At the first outbreak of the American Revolution, it was so obviously
important to get possession of the military works commanding the line of
Lake Champlain, that expeditions for this purpose were simultaneously
fitted out by Massachusetts and Connecticut. The garrisons of these
works were taken by surprise. This conquest, says Botta, the able and
elegant historian of the Revolution, "was no doubt of high importance,
but it would have had a much greater influence upon the course of the
whole war, if these fortresses, _which are the bulwarks of the
colonies_, had been defended in times following, with the same prudence
and valor with which they had been acquired."

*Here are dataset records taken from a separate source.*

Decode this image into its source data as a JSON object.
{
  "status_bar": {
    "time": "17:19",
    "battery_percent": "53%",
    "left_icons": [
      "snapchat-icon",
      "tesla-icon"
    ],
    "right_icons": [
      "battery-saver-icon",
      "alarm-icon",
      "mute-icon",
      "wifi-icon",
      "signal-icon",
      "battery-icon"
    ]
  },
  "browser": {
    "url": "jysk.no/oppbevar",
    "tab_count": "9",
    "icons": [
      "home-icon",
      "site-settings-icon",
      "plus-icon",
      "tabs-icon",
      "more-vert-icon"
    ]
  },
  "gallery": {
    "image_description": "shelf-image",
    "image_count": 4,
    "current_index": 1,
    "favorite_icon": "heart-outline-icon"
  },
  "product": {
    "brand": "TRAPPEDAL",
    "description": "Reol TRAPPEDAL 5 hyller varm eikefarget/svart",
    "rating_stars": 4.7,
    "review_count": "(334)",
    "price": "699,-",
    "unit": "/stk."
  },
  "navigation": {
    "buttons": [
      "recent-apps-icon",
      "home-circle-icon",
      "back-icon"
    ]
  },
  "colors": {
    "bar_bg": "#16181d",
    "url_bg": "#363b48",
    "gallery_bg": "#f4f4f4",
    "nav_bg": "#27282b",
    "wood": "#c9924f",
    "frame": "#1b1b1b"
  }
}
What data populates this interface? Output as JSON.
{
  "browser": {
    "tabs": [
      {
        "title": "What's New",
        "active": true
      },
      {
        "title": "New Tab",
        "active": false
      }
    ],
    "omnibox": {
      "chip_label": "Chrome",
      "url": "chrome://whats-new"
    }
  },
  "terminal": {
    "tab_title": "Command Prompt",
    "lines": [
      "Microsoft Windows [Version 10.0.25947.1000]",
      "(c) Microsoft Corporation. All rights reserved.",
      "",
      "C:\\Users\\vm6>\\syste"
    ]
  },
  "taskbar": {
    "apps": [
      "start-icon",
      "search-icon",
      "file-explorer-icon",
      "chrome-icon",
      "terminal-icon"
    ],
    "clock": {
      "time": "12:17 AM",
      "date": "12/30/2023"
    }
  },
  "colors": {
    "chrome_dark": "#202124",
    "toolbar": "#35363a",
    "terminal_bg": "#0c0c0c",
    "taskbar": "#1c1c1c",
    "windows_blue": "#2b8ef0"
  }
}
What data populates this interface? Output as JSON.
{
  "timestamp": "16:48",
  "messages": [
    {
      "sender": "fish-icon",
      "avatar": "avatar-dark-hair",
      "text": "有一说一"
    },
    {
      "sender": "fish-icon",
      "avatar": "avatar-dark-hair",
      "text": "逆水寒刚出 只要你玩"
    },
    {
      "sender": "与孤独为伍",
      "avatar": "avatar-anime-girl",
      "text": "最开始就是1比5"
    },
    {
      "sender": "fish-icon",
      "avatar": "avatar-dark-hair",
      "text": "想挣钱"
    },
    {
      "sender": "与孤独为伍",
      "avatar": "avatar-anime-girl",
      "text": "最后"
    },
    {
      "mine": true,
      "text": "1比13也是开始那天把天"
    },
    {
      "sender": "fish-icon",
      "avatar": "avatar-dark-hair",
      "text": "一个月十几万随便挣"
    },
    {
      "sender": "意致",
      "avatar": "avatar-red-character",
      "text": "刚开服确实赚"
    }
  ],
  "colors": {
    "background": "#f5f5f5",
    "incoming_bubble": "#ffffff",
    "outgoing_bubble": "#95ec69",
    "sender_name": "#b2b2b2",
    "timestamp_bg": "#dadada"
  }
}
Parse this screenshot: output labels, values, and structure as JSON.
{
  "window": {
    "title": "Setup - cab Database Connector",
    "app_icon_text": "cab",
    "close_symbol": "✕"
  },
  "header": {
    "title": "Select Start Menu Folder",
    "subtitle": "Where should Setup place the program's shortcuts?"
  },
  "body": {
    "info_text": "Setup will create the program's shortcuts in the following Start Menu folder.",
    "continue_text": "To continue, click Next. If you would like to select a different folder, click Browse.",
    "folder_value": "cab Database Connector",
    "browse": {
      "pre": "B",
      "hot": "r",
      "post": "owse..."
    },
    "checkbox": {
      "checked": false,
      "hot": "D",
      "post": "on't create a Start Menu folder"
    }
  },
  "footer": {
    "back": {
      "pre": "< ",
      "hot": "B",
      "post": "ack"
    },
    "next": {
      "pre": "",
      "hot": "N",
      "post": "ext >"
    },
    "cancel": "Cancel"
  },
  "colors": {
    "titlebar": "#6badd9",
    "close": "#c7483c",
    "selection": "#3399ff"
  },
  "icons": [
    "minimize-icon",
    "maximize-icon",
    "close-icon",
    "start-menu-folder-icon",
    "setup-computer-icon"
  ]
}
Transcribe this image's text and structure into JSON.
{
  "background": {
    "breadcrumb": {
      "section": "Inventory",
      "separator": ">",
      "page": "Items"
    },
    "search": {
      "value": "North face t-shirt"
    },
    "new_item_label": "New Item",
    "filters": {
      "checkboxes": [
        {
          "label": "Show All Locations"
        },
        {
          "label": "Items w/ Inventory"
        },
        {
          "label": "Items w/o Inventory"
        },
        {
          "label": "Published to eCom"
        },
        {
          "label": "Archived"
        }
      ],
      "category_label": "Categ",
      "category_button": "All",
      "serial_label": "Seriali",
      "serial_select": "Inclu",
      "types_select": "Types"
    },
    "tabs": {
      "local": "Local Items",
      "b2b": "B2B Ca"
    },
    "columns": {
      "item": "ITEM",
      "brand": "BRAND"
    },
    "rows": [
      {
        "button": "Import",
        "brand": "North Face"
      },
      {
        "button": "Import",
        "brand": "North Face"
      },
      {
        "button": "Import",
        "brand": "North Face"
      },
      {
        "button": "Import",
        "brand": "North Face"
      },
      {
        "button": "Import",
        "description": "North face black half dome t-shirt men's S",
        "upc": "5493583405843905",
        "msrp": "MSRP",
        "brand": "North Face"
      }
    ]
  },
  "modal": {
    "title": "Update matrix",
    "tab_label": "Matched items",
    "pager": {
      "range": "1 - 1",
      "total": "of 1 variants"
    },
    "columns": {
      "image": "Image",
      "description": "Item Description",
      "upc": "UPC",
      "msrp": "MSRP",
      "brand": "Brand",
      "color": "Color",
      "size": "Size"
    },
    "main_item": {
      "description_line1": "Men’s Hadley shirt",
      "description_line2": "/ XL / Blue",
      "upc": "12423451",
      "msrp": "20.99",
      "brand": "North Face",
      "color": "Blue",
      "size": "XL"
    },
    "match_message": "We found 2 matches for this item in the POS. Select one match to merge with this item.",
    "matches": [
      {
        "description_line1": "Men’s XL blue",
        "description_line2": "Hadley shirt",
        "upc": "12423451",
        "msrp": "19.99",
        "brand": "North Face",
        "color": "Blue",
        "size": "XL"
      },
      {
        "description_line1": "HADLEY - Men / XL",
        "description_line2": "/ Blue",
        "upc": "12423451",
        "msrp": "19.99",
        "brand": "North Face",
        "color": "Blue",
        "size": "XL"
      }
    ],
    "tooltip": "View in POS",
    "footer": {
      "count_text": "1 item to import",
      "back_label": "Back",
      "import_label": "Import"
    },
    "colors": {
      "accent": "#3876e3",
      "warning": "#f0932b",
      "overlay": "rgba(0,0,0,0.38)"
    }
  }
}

In the campaign of 1775, an army of two thousand seven hundred and
eighty-four effective men, with a reserve of one thousand at Albany,
crossed the lake and approached the fortress of St. John's about the 1st
of September. The work was garrisoned by only about five or six hundred
regulars, and some two hundred militia. This was the only obstacle to
prevent the advance of our army into the very heart of Canada; to leave
it unreduced in rear would cut off all hope of retreat. Allen had
already made the rash and foolish attempt, and his whole army had been
destroyed, and he himself made prisoner. The reduction of this place was
therefore deemed absolutely necessary, but was not effected till the 3d
of November, and after a long and tedious siege. This delay decided the
fate of the campaign; for, although Montreal fell immediately
afterwards, the season was so far advanced that a large portion of our
troops, wearied with their sufferings from cold and want of clothing,
now demanded their discharge. The eastern division, of one thousand men
under Arnold, crossing the country by the Kennebeck and Chaudiere,
through difficulties and suffering almost unparalleled, arrived
opposite Quebec on the 9th of November. The place was at this time
almost without defence, and, had Arnold possessed a suitable pontoon
equipage, it might easily have been taken by surprise. But by the time
that the means for effecting a passage could be prepared, and a junction
could be effected between the two American armies, Quebec was prepared
to sustain their attack. The result of that attack is too well known to
require a repetition here.
Early the next season it was deemed necessary to withdraw the American
army from Canada. This retreat of undisciplined troops, in the presence
of vastly superior numbers of the enemy, would have been extremely
hazardous had it not been effected on a line of forts which were held by
our own troops. As it was we sustained no considerable loss.
Carleton pursued on rapidly, to co-operate with General Howe, who was
now lying at New York with over one hundred ships and about thirty-five
thousand troops; but he received a decided check from the guns of
Ticonderoga, and retired again to Canada.